Immune Responses in COPD Lung

• CD4+ Th1 cells expressing IFN-$\gamma$ correlate with the degree of airflow obstruction. These cells regulate the function of other immune cells.
• Numbers of neutrophils are associated with COPD disease severity and related to increased production of chemokines (CXCL1 and CXCL8). Neutrophils produce proteolytic enzymes (e.g., elastase) that damage lung tissue.
• Large numbers of lung macrophages produce chemokines that attract neutrophils, monocytes, and T cells, and matrix metallopeptidase (e.g., MMP9 and MMP12) also contribute to lung destruction.
• Although smoking leads to the expansion of the dendritic cell population in the airways and alveolar walls of smokers, the precise role of these cells in COPD pathogenesis is unclear.
• Epithelial/endothelial cells undergo apoptosis, likely induced by infiltrated CD8+ T cells.
• Fibrosis predominantly occurs around small airways, and sub-epithelial fibrosis is not apparent.

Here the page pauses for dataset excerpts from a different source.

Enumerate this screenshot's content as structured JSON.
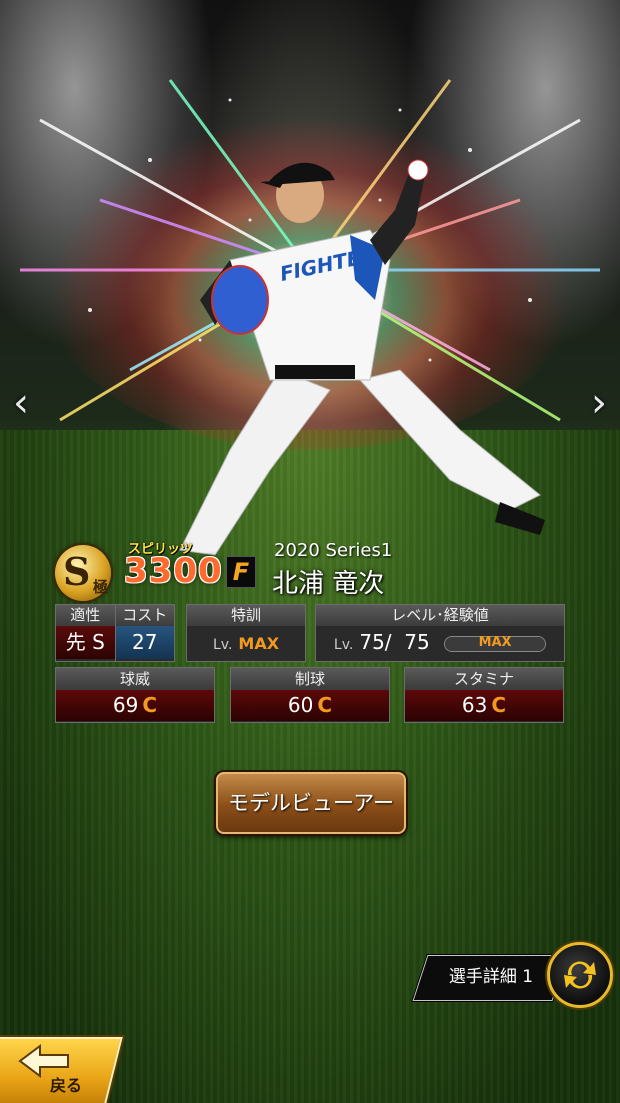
{
  "navigation": {
    "prev_arrow": "‹",
    "next_arrow": "›"
  },
  "card": {
    "rank": "S",
    "rank_sub": "極",
    "spirits_label": "スピリッツ",
    "spirits_value": "3300",
    "team_logo": "F",
    "series": "2020 Series1",
    "player_name": "北浦 竜次"
  },
  "stats": {
    "aptitude_header": "適性",
    "aptitude_value": "先 S",
    "cost_header": "コスト",
    "cost_value": "27",
    "training_header": "特訓",
    "training_lv_prefix": "Lv.",
    "training_value": "MAX",
    "level_header": "レベル･経験値",
    "level_lv_prefix": "Lv.",
    "level_value": "75/  75",
    "exp_bar_label": "MAX",
    "exp_fill": 1.0
  },
  "abilities": [
    {
      "name": "球威",
      "value": "69",
      "grade": "C"
    },
    {
      "name": "制球",
      "value": "60",
      "grade": "C"
    },
    {
      "name": "スタミナ",
      "value": "63",
      "grade": "C"
    }
  ],
  "buttons": {
    "model_viewer": "モデルビューアー",
    "player_detail": "選手詳細 1",
    "back": "戻る"
  },
  "jersey_text": "FIGHTERS",
  "colors": {
    "spirits": "#ff6b2e",
    "grade": "#f29a1f",
    "ability_bg": "#5c0909",
    "cost_bg": "#27547e",
    "button_bronze": "#8a4e18",
    "back_gold": "#e9a417"
  }
}
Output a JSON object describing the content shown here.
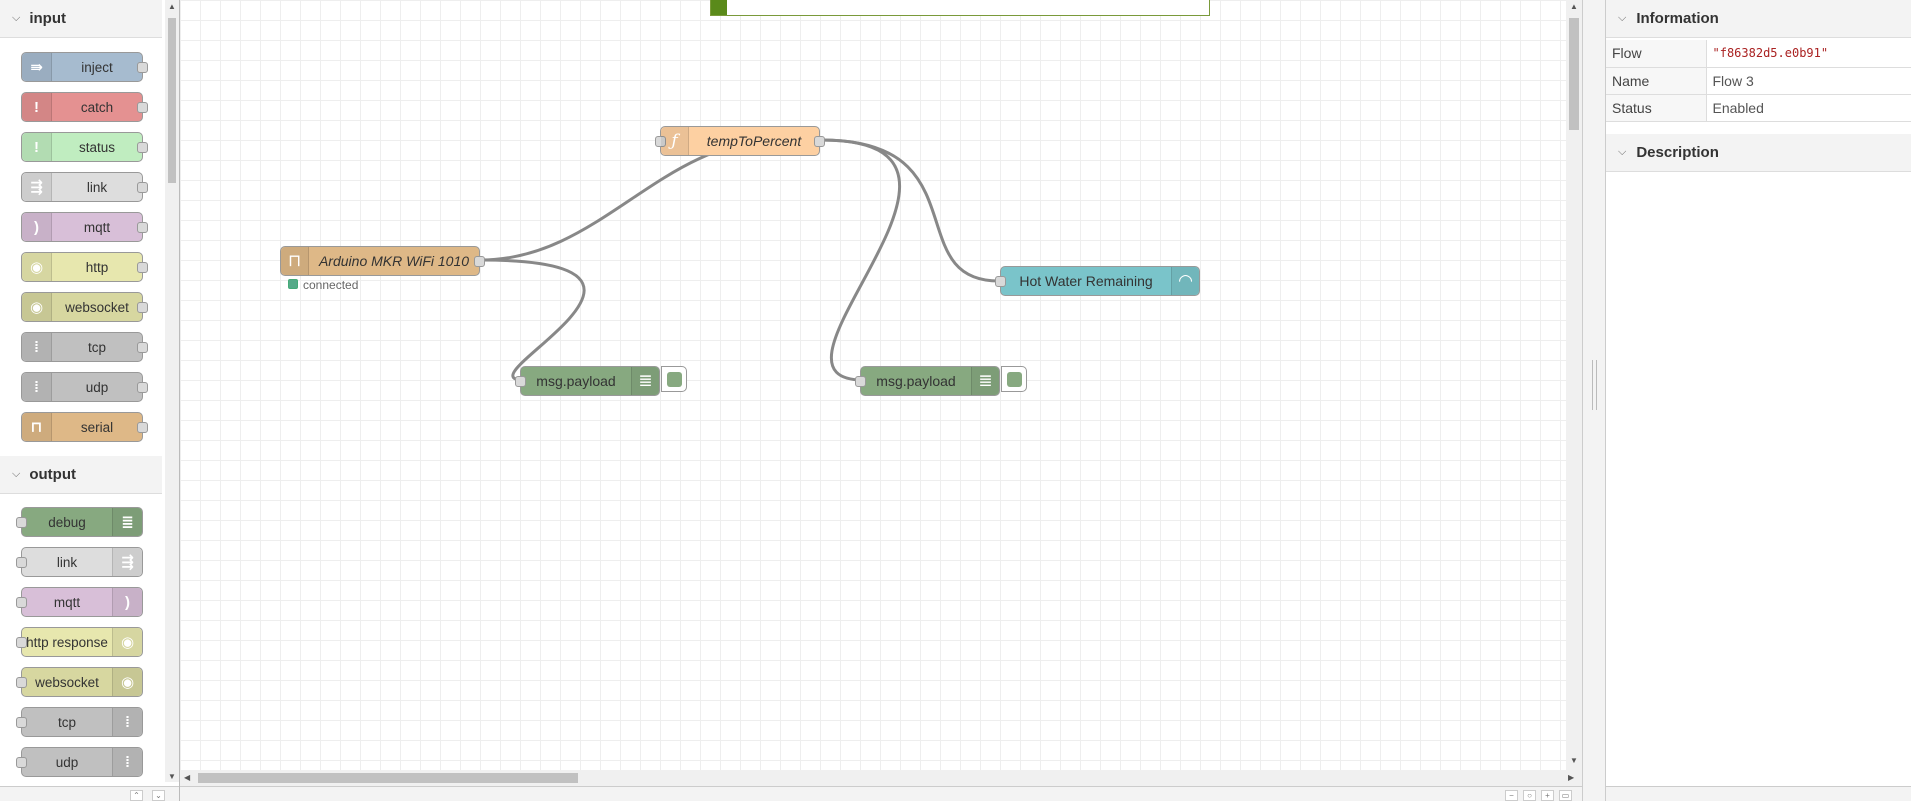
{
  "palette": {
    "input_label": "input",
    "output_label": "output",
    "input_nodes": [
      {
        "label": "inject",
        "color": "#a6bbcf",
        "icon": "arrow-in-icon",
        "glyph": "⇛"
      },
      {
        "label": "catch",
        "color": "#e49191",
        "icon": "alert-icon",
        "glyph": "!"
      },
      {
        "label": "status",
        "color": "#c0edc0",
        "icon": "alert-icon",
        "glyph": "!"
      },
      {
        "label": "link",
        "color": "#dddddd",
        "icon": "link-in-icon",
        "glyph": "⇶"
      },
      {
        "label": "mqtt",
        "color": "#d8bfd8",
        "icon": "bridge-icon",
        "glyph": ")"
      },
      {
        "label": "http",
        "color": "#e7e7ae",
        "icon": "white-globe-icon",
        "glyph": "◉"
      },
      {
        "label": "websocket",
        "color": "#d7d7a0",
        "icon": "white-globe-icon",
        "glyph": "◉"
      },
      {
        "label": "tcp",
        "color": "#c0c0c0",
        "icon": "bridge-dash-icon",
        "glyph": "⁞"
      },
      {
        "label": "udp",
        "color": "#c0c0c0",
        "icon": "bridge-dash-icon",
        "glyph": "⁞"
      },
      {
        "label": "serial",
        "color": "#deb887",
        "icon": "serial-icon",
        "glyph": "⊓"
      }
    ],
    "output_nodes": [
      {
        "label": "debug",
        "color": "#87a980",
        "icon": "debug-icon",
        "glyph": "≣"
      },
      {
        "label": "link",
        "color": "#dddddd",
        "icon": "link-out-icon",
        "glyph": "⇶"
      },
      {
        "label": "mqtt",
        "color": "#d8bfd8",
        "icon": "bridge-icon",
        "glyph": ")"
      },
      {
        "label": "http response",
        "color": "#e7e7ae",
        "icon": "white-globe-icon",
        "glyph": "◉"
      },
      {
        "label": "websocket",
        "color": "#d7d7a0",
        "icon": "white-globe-icon",
        "glyph": "◉"
      },
      {
        "label": "tcp",
        "color": "#c0c0c0",
        "icon": "bridge-dash-icon",
        "glyph": "⁞"
      },
      {
        "label": "udp",
        "color": "#c0c0c0",
        "icon": "bridge-dash-icon",
        "glyph": "⁞"
      }
    ]
  },
  "flow": {
    "nodes": {
      "arduino": {
        "label": "Arduino MKR WiFi 1010",
        "color": "#deb887",
        "status": "connected",
        "status_color": "#5a8"
      },
      "temp": {
        "label": "tempToPercent",
        "color": "#fdd0a2"
      },
      "gauge": {
        "label": "Hot Water Remaining",
        "color": "#7ac4ca"
      },
      "debug1": {
        "label": "msg.payload",
        "color": "#87a980"
      },
      "debug2": {
        "label": "msg.payload",
        "color": "#87a980"
      }
    }
  },
  "sidebar": {
    "info_header": "Information",
    "description_header": "Description",
    "rows": [
      {
        "key": "Flow",
        "value": "\"f86382d5.e0b91\""
      },
      {
        "key": "Name",
        "value": "Flow 3"
      },
      {
        "key": "Status",
        "value": "Enabled"
      }
    ]
  }
}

Acute and Chronic Disease Mechanisms in COPD

• Acute Cycle:
  • Impaired lung defense leading to infections and acute inflammation.
  • Recurrent inflammation causes tissue damage and further impaired defense.
• Chronic Cycle:
  • Chronic microbial colonization.
  • Chronic persistent inflammation.
  • Progressive loss of lung function.

Pathogens That May Cause Acute Exacerbation of COPD

• Both infectious and non-infectious stimuli can induce an acute COPD exacerbation.
  • 20% non-infectious
  • 80% infectious
• Causes include bacterial infection, atypical bacterial infection, viral infection, environmental factors, and non-compliance with treatment.
• Heightened adverse effects of COVID-19 in individuals with COPD have been observed, including more frequent treatment in hospital, readmissions to hospital, admissions to intensive care units, necessity for mechanical ventilation, cardiovascular events, and higher mortality than among patients without COVID-19.
• The ACE2 receptor that binds SARS-CoV-2 has been shown to be increased in the small airways of patients with COPD.

Mechanisms of Bacterial-Induced COPD Exacerbation

• Pathogen factors: Intracellular persistence, biofilm, phase variation of surface molecules, molecular mimicry, mucin binding, and mucoid phenotype.
• Host factors: Inadequate innate immunity, ineffective adaptive immunity.
• Immunosuppressants: e.g., glucocorticosteroids.